The breakthrough came in 2012, when Kabbani was taking his sabbatical at Rice University in Houston, Texas. His son Mohammad was conducting experiments using carbon nanotubes — which appear as thin black powder – in the laboratories of Professor Pullickel Ajayan. “We ground two carbon nanotubes (CNTs) of different functionalities in the solid state and saw that doing so produced a silver sheet,” Kabbani recollects. “I could not believe this could really be graphene.”

Viable graphene has been the elusive goal of more than two decades of intense scientific research. Scientists worldwide have tried to obtain graphene sheets by cutting open carbon nanotubes, which under a microscope have roughly the shape of a straw – by treating them with concentrated chemicals under very harsh conditions. The use of chemical components, combined with very high temperatures, always left the graphene sheets crumpled and reduced their electrical conductivity.

“Our method is very easy in comparison to the ones that were tried out before,” says Ahmad Kabbani while demonstrating the process. In a moment Kabbani likes to describe as “serendipity”, a flat silver sheet surfaces along the walls of the container where the two black powders have been manually ground. “This discovery will open the door for solid state experiments under ambient conditions,” he says.

Since 2012, Kabbani and his son, — with the support of LAU, the Brazil Institute of Theoretical Research, the US Army Force, a grant to Ajayan and funds from India – have worked hard to verify the validity of their claim through spectroscopic measurements, electron microscopy, thermal analysis and molecular dynamic simulations.

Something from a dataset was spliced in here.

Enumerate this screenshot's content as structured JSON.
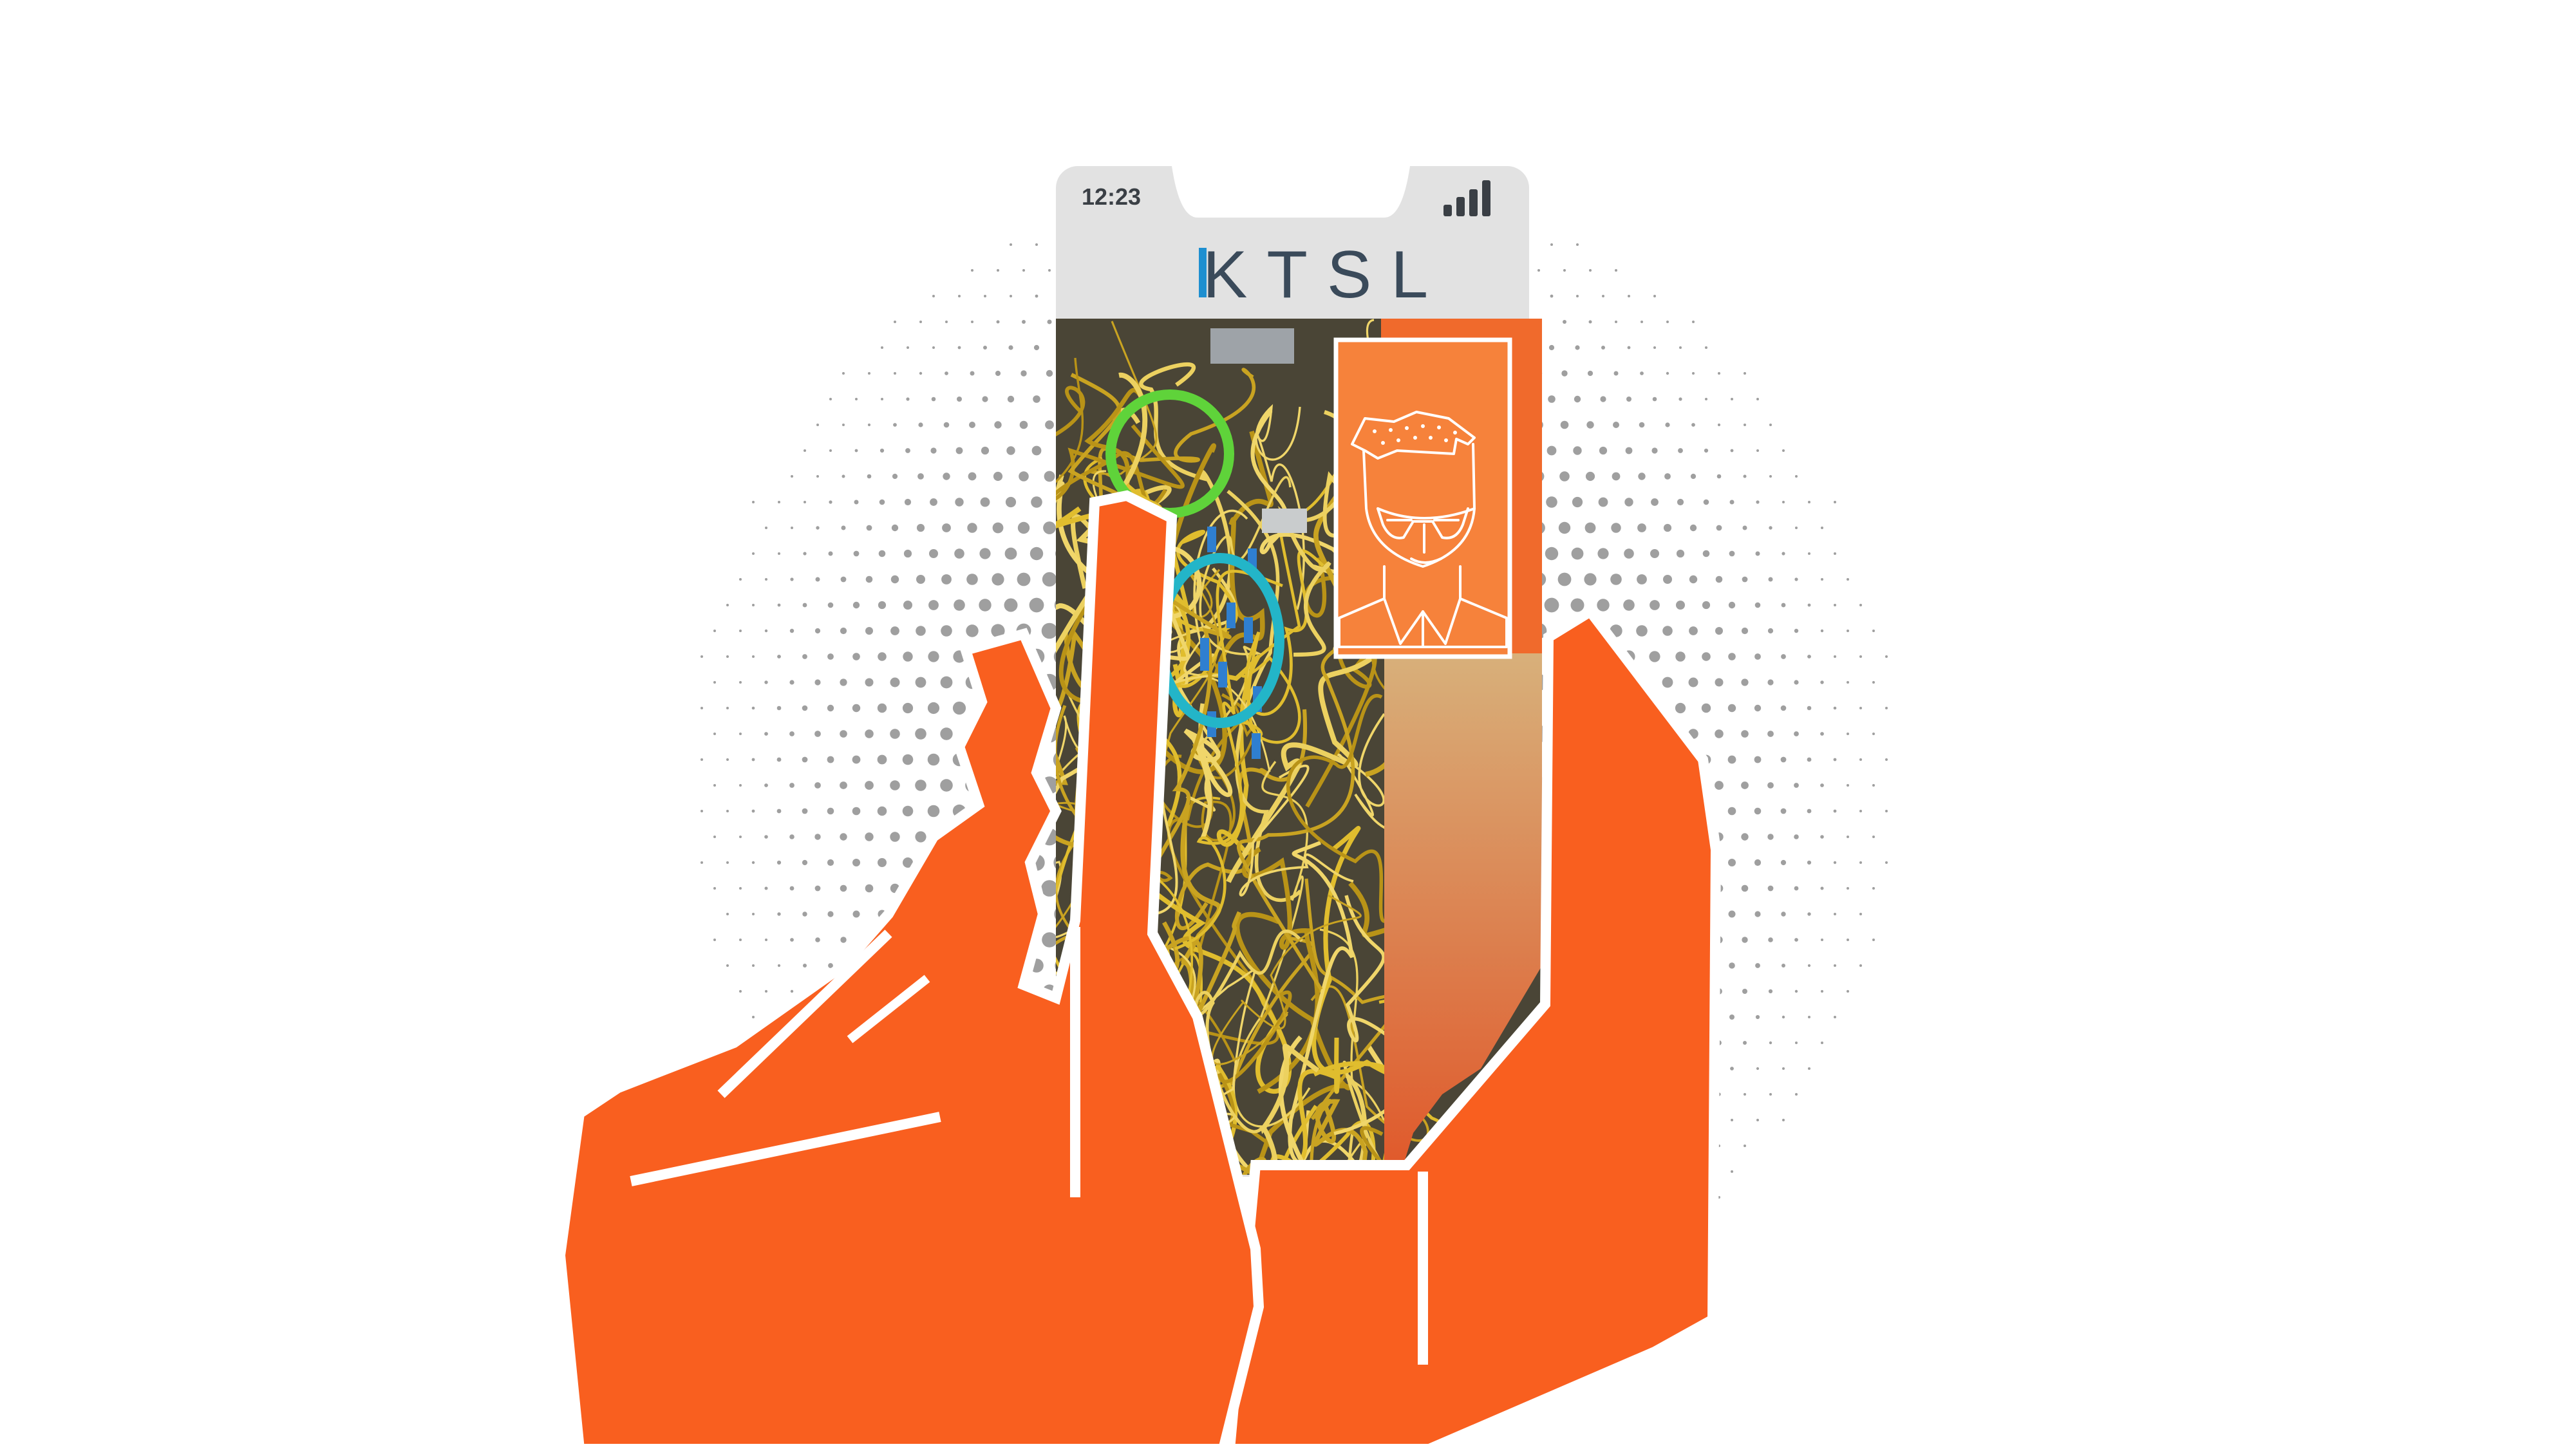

The next step will be using the graphene to produce a wafer, an ultra-thin layer of conductive material employed in the realization of microchips. Employing graphene – a hundred times more conductive than the presently used silicon – will raise the performance of electronic devices to unimaginable levels. Its higher thermal conductivity will also decrease the risk of device damage due to overheating and appreciably enhance the lifetime of electronic devices.

“I am extremely grateful to LAU for having supported this research and for allowing me to take a sabbatical year in the United States,”,says Kabbani.  While working in the U.S. with an international team of experts, Mohammad Kabbani does not forget his origins.

“It gives me great pleasure to present myself as a Lebanese citizen who graduated from a top university like LAU,” he says. “It paved my way to where I am today.”